My approach Let the probability of seeing heads be $f$. For unbiased coin, $f=.5$. Using Bayes rule,

$$ \Pr[.5|\{H,T,H,H,T\}] = \frac{\Pr[\{H,T,H,H,T\}|.5]\Pr[.5]}{\int_0^1\Pr[.5]\Pr[\{H,T,H,H,T\}|f]df} $$

$\Pr[.5]$ is independent of $f$, it can be brought out of the integral and since it is present in both numerator and denominator, it can also be ignored.
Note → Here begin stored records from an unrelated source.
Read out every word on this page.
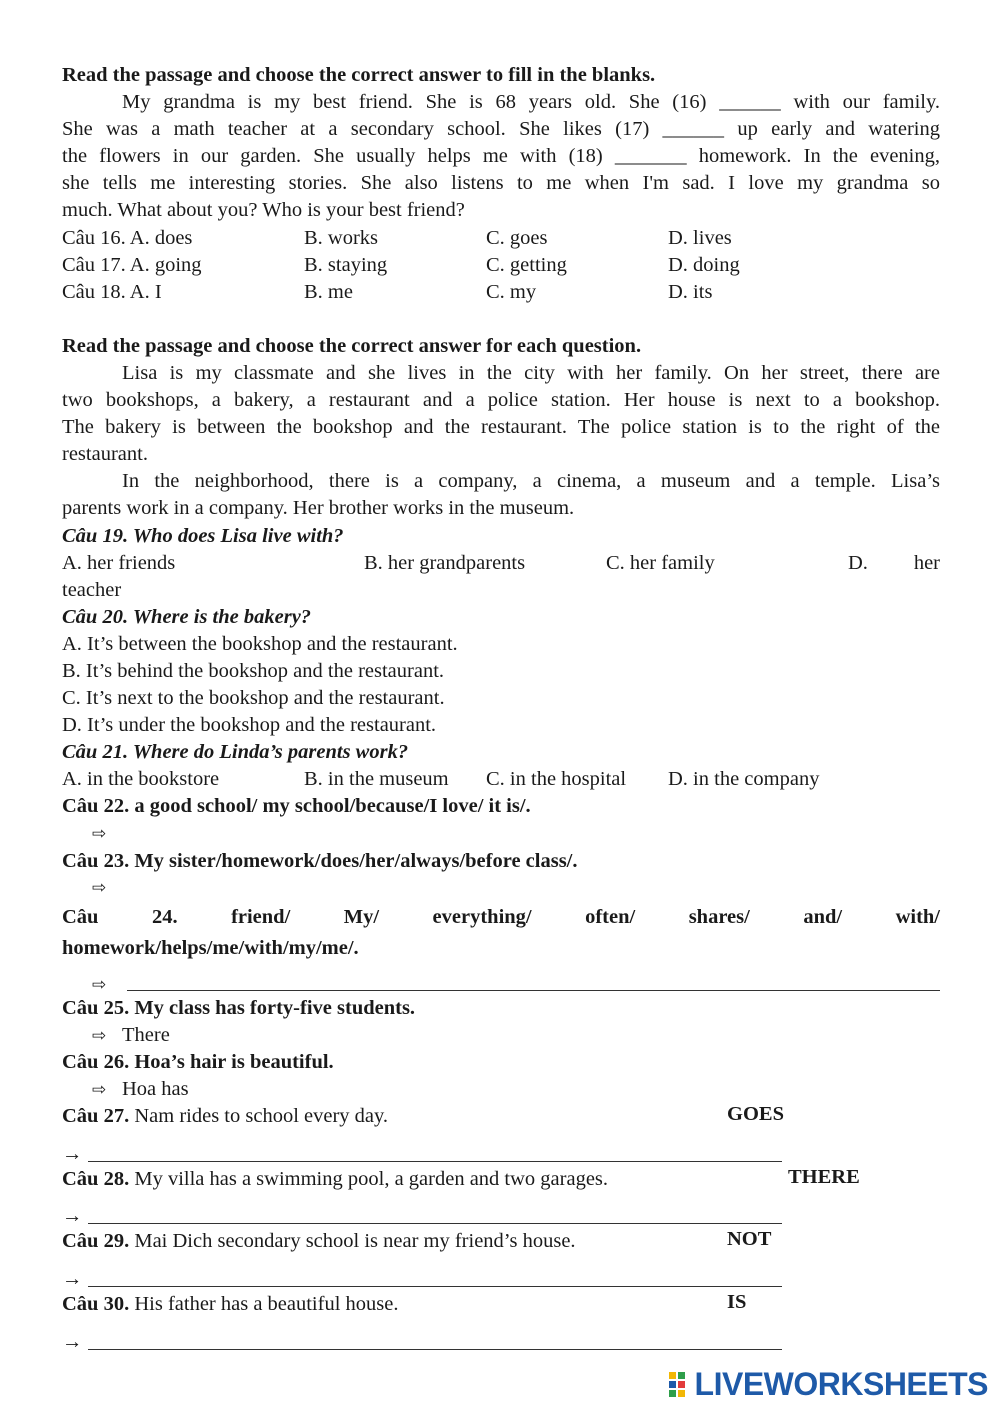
Read the passage and choose the correct answer to fill in the blanks.
My grandma is my best friend. She is 68 years old. She (16) ______ with our family.
She was a math teacher at a secondary school. She likes (17) ______ up early and watering
the flowers in our garden. She usually helps me with (18) _______ homework. In the evening,
she tells me interesting stories. She also listens to me when I'm sad. I love my grandma so
much. What about you? Who is your best friend?
Câu 16. A. does	B. works	C. goes	D. lives
Câu 17. A. going	B. staying	C. getting	D. doing
Câu 18. A. I	B. me	C. my	D. its
Read the passage and choose the correct answer for each question.
Lisa is my classmate and she lives in the city with her family. On her street, there are
two bookshops, a bakery, a restaurant and a police station. Her house is next to a bookshop.
The bakery is between the bookshop and the restaurant. The police station is to the right of the
restaurant.
In the neighborhood, there is a company, a cinema, a museum and a temple. Lisa’s
parents work in a company. Her brother works in the museum.
Câu 19. Who does Lisa live with?
A. her friends	B. her grandparents	C. her family	D.	her
teacher
Câu 20. Where is the bakery?
A. It’s between the bookshop and the restaurant.
B. It’s behind the bookshop and the restaurant.
C. It’s next to the bookshop and the restaurant.
D. It’s under the bookshop and the restaurant.
Câu 21. Where do Linda’s parents work?
A. in the bookstore	B. in the museum	C. in the hospital	D. in the company
Câu 22. a good school/ my school/because/I love/ it is/.
⇨
Câu 23. My sister/homework/does/her/always/before class/.
⇨
Câu	24.	friend/	My/	everything/	often/	shares/	and/	with/
homework/helps/me/with/my/me/.
⇨
Câu 25. My class has forty-five students.
⇨ There
Câu 26. Hoa’s hair is beautiful.
⇨ Hoa has
Câu 27. Nam rides to school every day.	GOES
→
Câu 28. My villa has a swimming pool, a garden and two garages.	THERE
→
Câu 29. Mai Dich secondary school is near my friend’s house.	NOT
→
Câu 30. His father has a beautiful house.	IS
→
LIVEWORKSHEETS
As tossing a coin is a Bernoulli trial, the probability is given as, $$ \Pr[\{H,T,H,H,T\}|f] = \bigg(\begin{matrix}5 \\ 3\end{matrix}\bigg)f^3 (1-f)^2 $$ Substituting the above expression,

$$ \Pr[.5|\{H,T,H,H,T\}] = \frac{\bigg(\begin{matrix}5 \\ 3\end{matrix}\bigg).5^3 .5^2}{\int_0^1\bigg(\begin{matrix}5 \\ 3\end{matrix}\bigg)f^3 (1-f)^2df} = \frac{1/2^5}{1/60} = \frac{60}{32} > 1 $$ The binomial is present in numerator and denominator and can be ignored. The integral without the binomial co-efficiant is Beta function $B(4,3)=1/60$. Clearly I have made some mistake and I cannot figure out where.

What is the mistake in my approach? And what would be the correct approach to the problem? Thank you.